Monday, Mar. 31, 1980
A Resounding Chorus of Maybes
Support for boycotting the Moscow Olympics is slow to gather
With less than four months to go before the Moscow Olympics, just about the only people sweating harder than would-be Olympic athletes are the American officials trying to keep them from going. Last week the U.S. pressed its boycott campaign while plans for a counter-Olympics inched along and undecided nations continued to pass the baton. Among the week's setbacks, standoffs and small triumphs:
> In Washington, about 100 athletes, coaches, trainers and sports officials invited to the White House to discuss the boycott greeted President Carter with stony silence as he entered the East Room. In his 20-minute appeal, Carter said he understood their disappointment, but asserted that no matter what other athletes attend the Moscow Olympics, "ours will not go . . . the decision has been made." He hoped that alternate games would compensate, and even promised special recognition for anyone who attended. But in an informal poll afterward, only 29 supported the U.S. position.
> In Geneva, the U.S., U.K. and Australia invited 25 nations to a two-day meeting to hear White House Olympic Coordinator Lloyd Cutler spell out the U.S. position. Yet only nine of the countries invited sent delegates, and most of those who showed up listened coolly.
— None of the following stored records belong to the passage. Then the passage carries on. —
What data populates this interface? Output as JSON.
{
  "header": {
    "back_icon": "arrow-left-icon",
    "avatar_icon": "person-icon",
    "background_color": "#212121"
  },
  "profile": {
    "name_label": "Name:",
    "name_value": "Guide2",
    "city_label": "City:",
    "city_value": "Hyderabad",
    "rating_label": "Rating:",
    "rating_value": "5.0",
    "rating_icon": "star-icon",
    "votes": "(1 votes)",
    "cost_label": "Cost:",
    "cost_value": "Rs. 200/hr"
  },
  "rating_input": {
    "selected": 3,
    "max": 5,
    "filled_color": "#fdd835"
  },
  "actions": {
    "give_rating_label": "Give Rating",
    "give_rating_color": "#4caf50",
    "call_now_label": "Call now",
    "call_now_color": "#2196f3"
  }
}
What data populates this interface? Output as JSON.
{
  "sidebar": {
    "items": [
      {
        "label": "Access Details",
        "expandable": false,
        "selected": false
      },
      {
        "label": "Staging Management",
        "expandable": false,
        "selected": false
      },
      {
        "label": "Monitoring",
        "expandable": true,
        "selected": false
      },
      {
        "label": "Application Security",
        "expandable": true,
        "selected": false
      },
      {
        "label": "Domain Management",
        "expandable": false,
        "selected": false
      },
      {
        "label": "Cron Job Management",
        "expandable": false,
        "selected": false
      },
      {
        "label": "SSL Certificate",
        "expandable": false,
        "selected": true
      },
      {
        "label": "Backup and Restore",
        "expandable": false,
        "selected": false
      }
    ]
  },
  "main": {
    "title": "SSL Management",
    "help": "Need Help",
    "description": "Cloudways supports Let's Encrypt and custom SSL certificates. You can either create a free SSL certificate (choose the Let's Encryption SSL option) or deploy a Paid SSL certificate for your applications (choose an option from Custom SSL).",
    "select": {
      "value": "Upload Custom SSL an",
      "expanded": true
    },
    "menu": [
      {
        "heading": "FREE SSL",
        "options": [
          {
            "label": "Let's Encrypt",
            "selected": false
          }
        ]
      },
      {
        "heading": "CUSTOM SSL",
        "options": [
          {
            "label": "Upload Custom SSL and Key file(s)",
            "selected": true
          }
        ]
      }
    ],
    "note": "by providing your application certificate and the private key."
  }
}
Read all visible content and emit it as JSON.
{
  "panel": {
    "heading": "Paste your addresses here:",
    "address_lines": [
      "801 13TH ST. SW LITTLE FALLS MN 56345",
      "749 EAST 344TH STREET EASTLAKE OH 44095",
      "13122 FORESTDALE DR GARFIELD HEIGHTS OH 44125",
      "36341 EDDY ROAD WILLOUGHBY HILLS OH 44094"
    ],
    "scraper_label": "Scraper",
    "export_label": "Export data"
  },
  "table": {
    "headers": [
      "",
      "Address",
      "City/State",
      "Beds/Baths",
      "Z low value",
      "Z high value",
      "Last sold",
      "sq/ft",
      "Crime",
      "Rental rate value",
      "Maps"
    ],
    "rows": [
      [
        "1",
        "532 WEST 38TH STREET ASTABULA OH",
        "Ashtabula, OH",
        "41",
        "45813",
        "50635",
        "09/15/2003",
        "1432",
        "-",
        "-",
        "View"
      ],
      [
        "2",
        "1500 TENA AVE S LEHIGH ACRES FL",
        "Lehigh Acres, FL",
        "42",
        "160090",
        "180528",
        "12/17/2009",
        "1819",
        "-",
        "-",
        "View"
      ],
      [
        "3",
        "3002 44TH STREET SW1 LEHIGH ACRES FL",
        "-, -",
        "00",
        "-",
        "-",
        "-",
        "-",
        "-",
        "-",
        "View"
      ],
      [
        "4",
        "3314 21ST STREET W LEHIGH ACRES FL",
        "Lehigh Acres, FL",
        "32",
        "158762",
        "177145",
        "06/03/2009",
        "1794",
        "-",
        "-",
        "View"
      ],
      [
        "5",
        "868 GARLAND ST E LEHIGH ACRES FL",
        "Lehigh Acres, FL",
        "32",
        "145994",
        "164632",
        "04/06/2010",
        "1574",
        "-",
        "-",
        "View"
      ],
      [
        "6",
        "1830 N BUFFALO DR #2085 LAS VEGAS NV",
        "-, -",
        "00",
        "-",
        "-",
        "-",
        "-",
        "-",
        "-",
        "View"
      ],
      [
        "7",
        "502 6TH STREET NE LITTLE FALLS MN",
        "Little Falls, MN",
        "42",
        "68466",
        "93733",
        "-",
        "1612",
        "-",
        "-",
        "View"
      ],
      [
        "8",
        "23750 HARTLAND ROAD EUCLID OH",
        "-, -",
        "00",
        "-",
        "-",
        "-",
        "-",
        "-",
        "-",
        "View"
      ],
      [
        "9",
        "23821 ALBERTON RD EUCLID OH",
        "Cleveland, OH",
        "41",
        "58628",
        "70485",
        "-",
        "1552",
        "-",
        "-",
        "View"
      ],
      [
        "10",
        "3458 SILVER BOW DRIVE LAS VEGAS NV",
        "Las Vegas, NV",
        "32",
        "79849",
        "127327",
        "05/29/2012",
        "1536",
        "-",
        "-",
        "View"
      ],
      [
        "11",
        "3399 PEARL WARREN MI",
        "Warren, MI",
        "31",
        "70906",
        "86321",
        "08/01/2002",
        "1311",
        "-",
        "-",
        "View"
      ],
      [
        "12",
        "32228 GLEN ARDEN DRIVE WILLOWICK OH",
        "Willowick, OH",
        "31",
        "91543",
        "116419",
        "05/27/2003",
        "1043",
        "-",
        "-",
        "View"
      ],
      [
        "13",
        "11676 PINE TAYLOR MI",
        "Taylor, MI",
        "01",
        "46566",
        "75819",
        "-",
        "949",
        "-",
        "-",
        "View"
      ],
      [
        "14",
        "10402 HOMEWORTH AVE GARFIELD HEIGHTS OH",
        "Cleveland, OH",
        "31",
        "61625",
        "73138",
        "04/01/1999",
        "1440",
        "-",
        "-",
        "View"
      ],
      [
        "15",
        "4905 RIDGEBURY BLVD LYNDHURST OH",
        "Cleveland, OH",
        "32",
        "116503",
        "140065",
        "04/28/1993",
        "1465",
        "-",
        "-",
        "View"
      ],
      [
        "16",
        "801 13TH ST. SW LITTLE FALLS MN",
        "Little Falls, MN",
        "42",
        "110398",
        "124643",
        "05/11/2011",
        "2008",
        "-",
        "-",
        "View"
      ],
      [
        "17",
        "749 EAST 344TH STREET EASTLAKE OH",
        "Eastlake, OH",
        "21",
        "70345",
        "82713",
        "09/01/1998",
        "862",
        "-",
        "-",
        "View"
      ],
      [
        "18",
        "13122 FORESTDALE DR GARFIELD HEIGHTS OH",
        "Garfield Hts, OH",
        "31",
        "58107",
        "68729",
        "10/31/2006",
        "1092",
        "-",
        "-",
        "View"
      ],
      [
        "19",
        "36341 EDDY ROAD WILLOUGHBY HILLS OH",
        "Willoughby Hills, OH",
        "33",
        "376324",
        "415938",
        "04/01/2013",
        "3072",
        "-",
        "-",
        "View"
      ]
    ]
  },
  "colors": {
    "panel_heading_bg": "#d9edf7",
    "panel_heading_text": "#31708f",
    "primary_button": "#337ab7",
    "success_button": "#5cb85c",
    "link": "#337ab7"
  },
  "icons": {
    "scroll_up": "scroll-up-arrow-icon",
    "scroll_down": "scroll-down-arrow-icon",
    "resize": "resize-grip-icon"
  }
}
Even staunchly pro-boycott Britain indicated that a timely Soviet withdrawal from Afghanistan would "change everything."
> In London, the House of Commons endorsed a boycott, raising the pressure on the British Olympic Association to do so when the group makes its decision this week. Yet Prime Minister Margaret Thatcher's tactics--like her threat to deny paid leave to competitors holding government jobs--angered athletes. At last count, 78 of Britain's 108 Olympic athletes said they still plan to attend.
> In West Germany, Chancellor Helmut Schmidt denounced the U.S.S.R.'s continued occupation of Afghanistan but stopped short of endorsing a boycott. A top French leader said privately, however, that if West Germany stays home, France will too.
U.S. officials insist that in the next two months as many as 50 of the 142 countries invited to Moscow will decide not to go; so far only 25 nations have endorsed the boycott. Much depends on how fast the boycotters can organize their alternate games, which Cutler calls the "WorldClass International Sports Festival." He envisions a series of events next August and September in a number of locales around the world. Funding for the games, however, will be difficult to obtain. Cutler claims that revenues from TV coverage could help, but executives at NBC and ABC decline to say if they would bid on coverage, and CBS, like the undecided nations, is "awaiting developments."
What next? Some delegates to last week's Geneva meeting agreed to hit the road in groups to convince other countries --and their own athletes--of the need for an Olympic boycott. At this rate, however, they might still be out hustling support while everybody else is in Moscow.